People have used skis for hunting, transport and sport since the Stone Age. Advanced skiing techniques were developed in the mid-19th century in Norway. Norwegian emigrants then introduced skiing to other countries. Norwegian gold miners in New Zealand in the 1860s and 1870s used skis to get to their diggings in Central Otago. By the 1890s, a few mountaineers in the Southern Alps were making their own skis to travel across snow and glaciers.
Early polar explorers also used skis. Several early 20th-century Antarctic expeditions made New Zealand their last stop on the way south. The explorers’ glamorous reputation may have encouraged more New Zealanders to take up skiing.
Skiing as a sport
Skiing became established as a sport in New Zealand from around the First World War. Ski clubs were set up, and skiing enjoyed a boom in the 1930s. Commercial ski fields, however, did not develop until after the Second World War.
Danger on the slopes
The North Island's skiable mountains, Mt Ruapehu and Mt Taranaki/Egmont, are both volcanic. On 23 September 1995, Mt Ruapehu violently erupted. Although the ski fields had closed for the day, people were still on the lower slopes and in the carparks. Some left in a hurry, but others stayed to watch the spectacle.
New Zealand's main ski areas are at Mt Ruapehu in the North Island, in parts of the Southern Alps in Canterbury and South Canterbury, and in the mountains near Wānaka and Queenstown. There are also ski fields in Taranaki, Nelson, Blenheim, Kaikōura, and on the West Coast of the South Island. Since the 1970s Ōhakune, Wānaka and Queenstown have become major tourist centres due to the economic impact of skiing.
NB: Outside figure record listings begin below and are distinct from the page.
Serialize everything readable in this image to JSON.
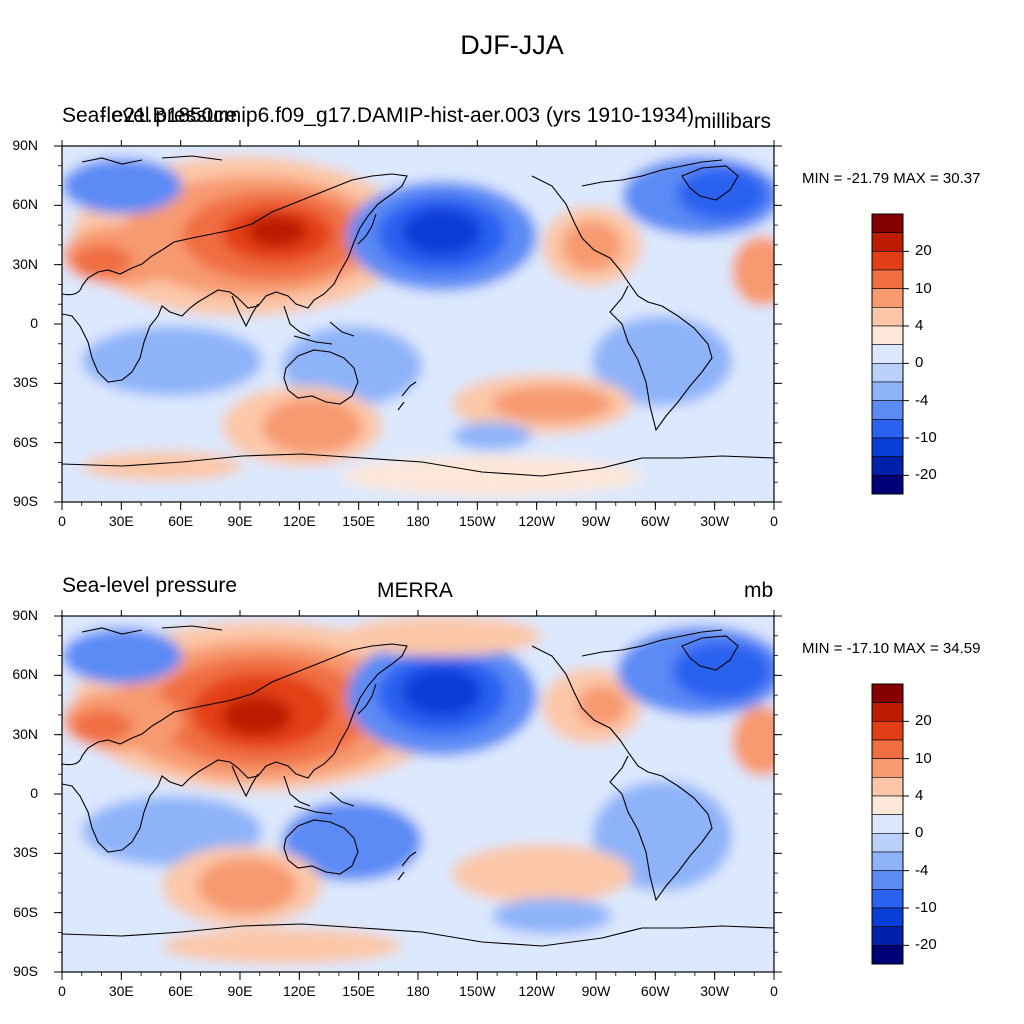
{
  "title": "DJF-JJA",
  "palette": [
    "#000077",
    "#0022aa",
    "#0a3ed8",
    "#2b62f0",
    "#5b8bf5",
    "#8eb3f9",
    "#b9d1fc",
    "#dce8fd",
    "#fde7d8",
    "#fbc7a8",
    "#f79a70",
    "#f06e42",
    "#e33f16",
    "#bc1c00",
    "#850000"
  ],
  "panels": [
    {
      "id": "top",
      "left_label": "Sea-level pressure",
      "center_label": "f.e21.B1850cmip6.f09_g17.DAMIP-hist-aer.003 (yrs 1910-1934)",
      "right_label": "millibars",
      "min_max": "MIN = -21.79 MAX =  30.37",
      "colorbar_labels": [
        "20",
        "10",
        "4",
        "0",
        "-4",
        "-10",
        "-20"
      ]
    },
    {
      "id": "bottom",
      "left_label": "Sea-level pressure",
      "center_label": "MERRA",
      "right_label": "mb",
      "min_max": "MIN = -17.10 MAX =  34.59",
      "colorbar_labels": [
        "20",
        "10",
        "4",
        "0",
        "-4",
        "-10",
        "-20"
      ]
    }
  ],
  "axes": {
    "lat_labels": [
      "90N",
      "60N",
      "30N",
      "0",
      "30S",
      "60S",
      "90S"
    ],
    "lon_labels": [
      "0",
      "30E",
      "60E",
      "90E",
      "120E",
      "150E",
      "180",
      "150W",
      "120W",
      "90W",
      "60W",
      "30W",
      "0"
    ]
  }
}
Skiing in New Zealand takes place on open slopes above the treeline, rather than on marked trails through trees as it does in many other countries. Almost all ski fields – both club and commercial – are on leased public land.
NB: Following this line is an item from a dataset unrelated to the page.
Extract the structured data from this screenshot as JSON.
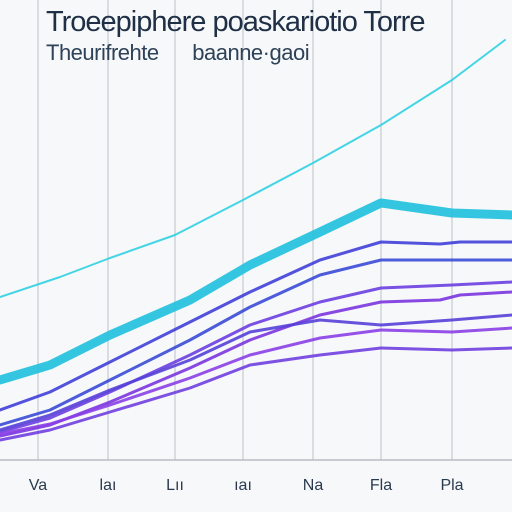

Skiing is popular in New Zealand. A 2001 survey showed that it was the fifth most frequent sporting activity for women, and the 10th for men. The highest proportion of participants were aged 18–24 age group, but skiing attracts people of all ages. It is more popular with European New Zealanders than with Māori.
New Zealand's unpredictable climate sometimes thwarts skiers and the ski tourism industry. Cold nights are needed for snow-making, and regular snowfall is not dependable.
New Zealand skiing culture
Because New Zealand has a small population and few towns at high altitude, snow sports are a less established part of life than in North America and Europe. It is more expensive to buy equipment than in other countries, but accommodation and facilities are more affordable.
European ski fields have many bars and cafés, and socialising is an important part of a skiing trip. New Zealand skiers often focus more on improvement and achievement and less on conviviality – at least on the slopes. Socialising and accommodation in New Zealand, except at club fields, is at nearby towns.
Off the defined fields in Europe, there are often serviced mountain huts, spaced closely enough for guided trips carrying small loads. New Zealand’s sparse facilities and harsh mountain weather mean that off-field skiers need to be self-reliant. They may need to dig snow shelters in which to wait out a storm.